You need to do some basic profiling of your code and the algorithms it uses. Memcache is like adding salt to a recipe: you need to add it to the right part or you don't get the benefit and instead gets in the way.
In PHP, there are several types of caching that can improve performance of your web pages, and memcache is only one of them. If you have lots of identical queries, you can turn the query cache on in your database. If you have many pages connecting with little query traffic, you would benefit from connection pooling (this caches the TCP connection) and thread caching in the DB (this caches CPU resources on the DB).
If you are throwing lots of data around, particularly strings and big arrays or objects, you can start thinking about references and updating your string handling that doesn't involve unnecessary re-copying (e.g. concatenating strings in a loop is expensive - add them to an array and implode it once at the end). This can be a big performance and memory improvement.
If you have lots of queries getting the same information over and over again in one page, you need to improve your data storage layer. This will allow you to make one query to get a row and then re-use the data throughout the page instead of fetching it again. (This is usually the best reason to go from a hotch-potch of arbitrary SQL to an object persistence layer.) Note that this may involve a considerble re-architect of the app. You can add caching of object data to your object layer - this will benefit everything that uses that sort of object, which can be a big win. This is a good point for memcache, and the application code doesn't even have to know. Just be careful of data lifetimes and if or how it is updated early.

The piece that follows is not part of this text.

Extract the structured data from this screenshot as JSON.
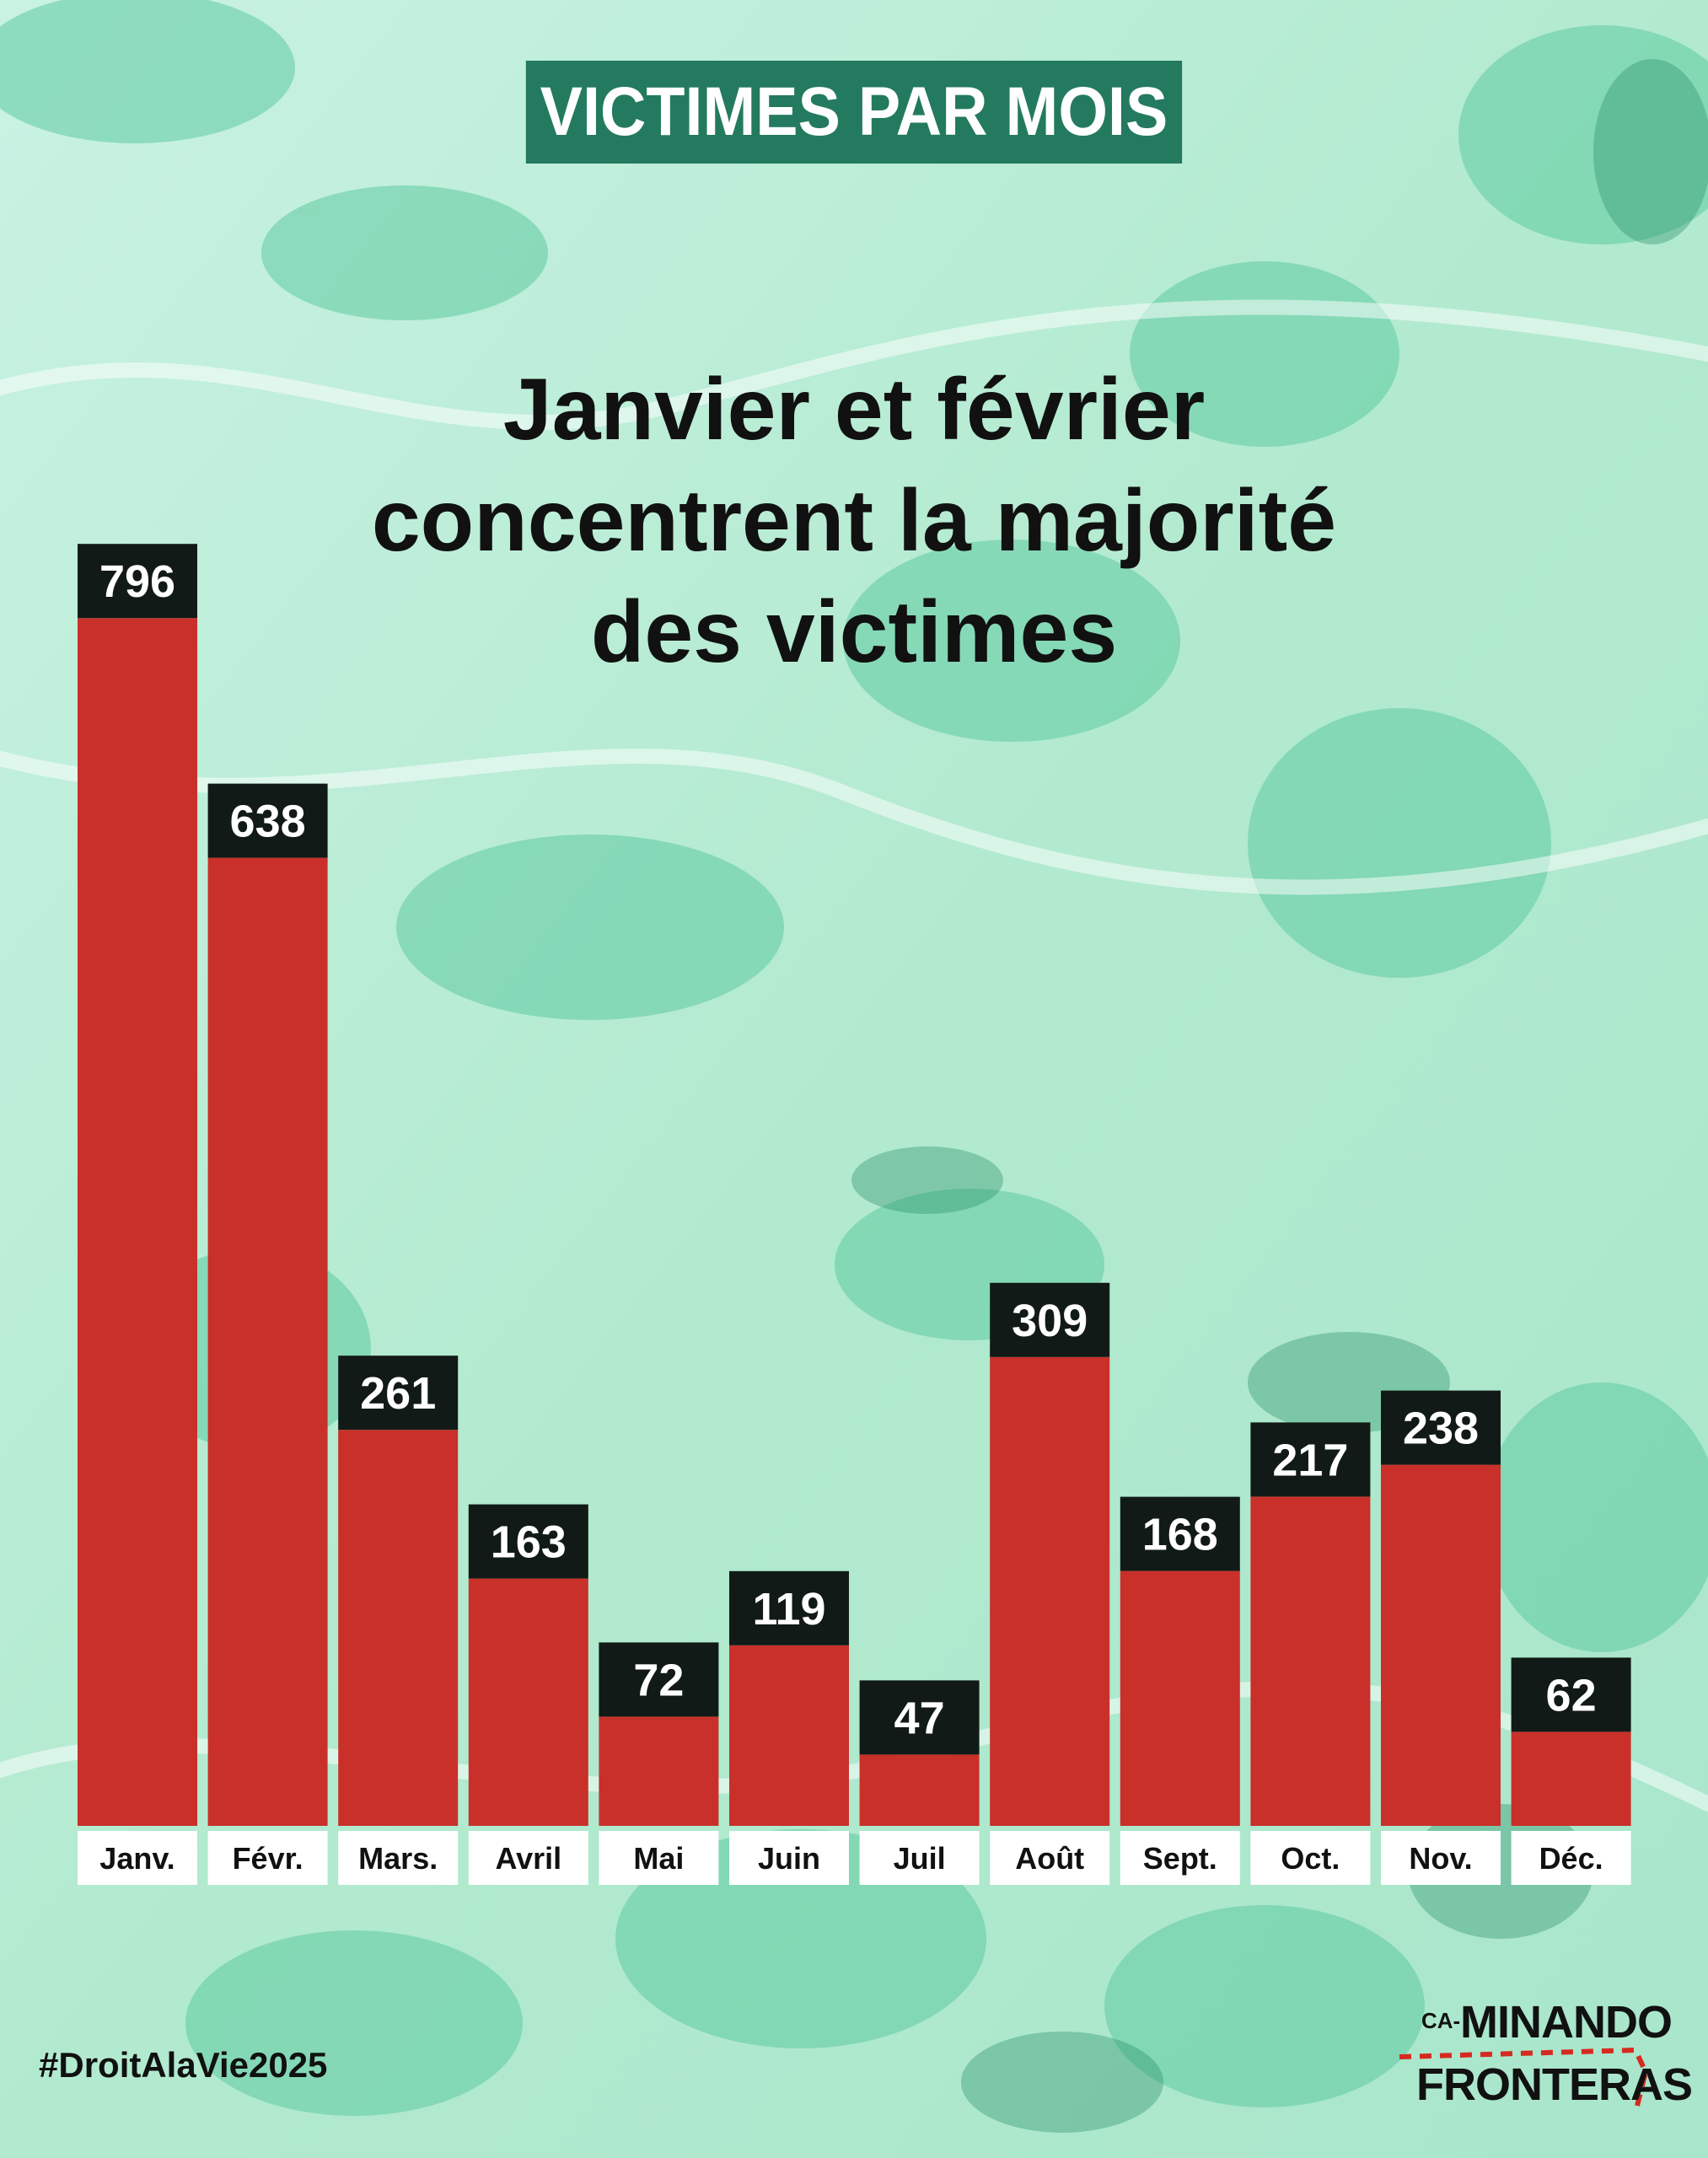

If you have lots of pages making the same somewhat expensive query (even by proxy through a data-access layer), then you can cache that for a few seconds. It doesn't have to be to memcache, but that is a good choice.
Finally, if you have lots of files that never change, you can use a separate server that only servers static files. This gives your execution environment more room to execute code and you can tune the static files servers to be good at returning files fast. This can be a big win for perception of website performance.
IMO, caching should improve rather than enable your application.